P53 expression in HepG2.2.15 hepatocellular carcinoma cells, measured by immunofluorescence flow cytometry. Standard: Standard calibration. Control: Serum-only treated; DES: Desacetyluvaricin-treated; DDP: Cisplatin-treated

Discussion

TLRs play an important role in the host immune response to pathogenic microorganisms. They can identify molecules of pathogenic microorganisms in the innate immune system, and initiate the innate immune response. TLRs also can induce cytokine release, increase the expression of co-stimulatory molecules, and initiate the acquired immune response [11]. Recent research has shown that TLR4-deficient mice have a higher incidence of lung cancer than normal mice, suggesting that TLR4 has a preventive role in genesis of tumors [12]. We found that Des increased expression of TLR4 in HCC cells. This mechanism, via TLR4's stimulation of the immune response, may explain Des' inhibiting effect on HCC.

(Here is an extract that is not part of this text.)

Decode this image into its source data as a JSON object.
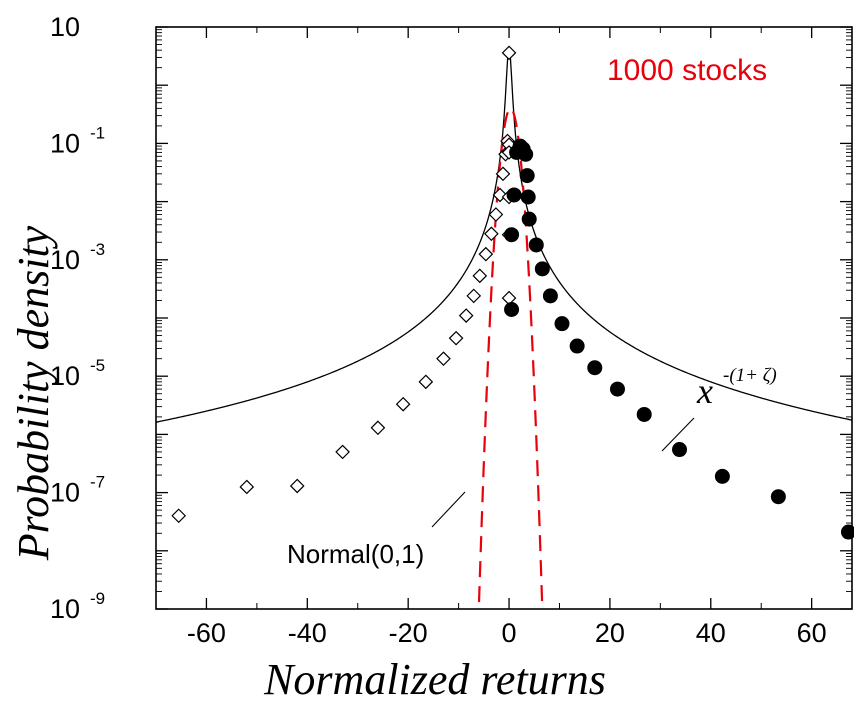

P53, which is encoded by the tumor suppressor gene P53, has two independent HBV X protein (HBx) binding sites, located in the P53-specific DNA binding and oligomerization areas [13]. HBx-P53 complexes have been found in the cytoplasm of liver cells; it has been shown that their binding is reversible. By binding to P53, HBx prevents P53 trans-activation, thus inhibiting P53-guided apoptosis [14]. This may play an important role in HBV's hepatocarcinogenesis. In liver nuclei, low levels of P53 support cell division at the G1 phase and block apoptosis, while high levels of P53 cells can be lead to apoptosis [15]. When HBx binds P53, the complex can block the nuclear P53, leading to lower concentrations of P53, which inhibits apoptosis. We found that Des increased expression of P53 in HCC cells. Thus, this may be an additional mechanism for Des' anti-cancer effect, which is different from the mechanism of annonaceous acetogenin-induced apoptosis [2].

In summary, our results show that Des' effect against HCC cells may be through upregulating expression of TLR4 and P53, which ultimately activates the innate immune response, allowing the immune system to clear cancer cells.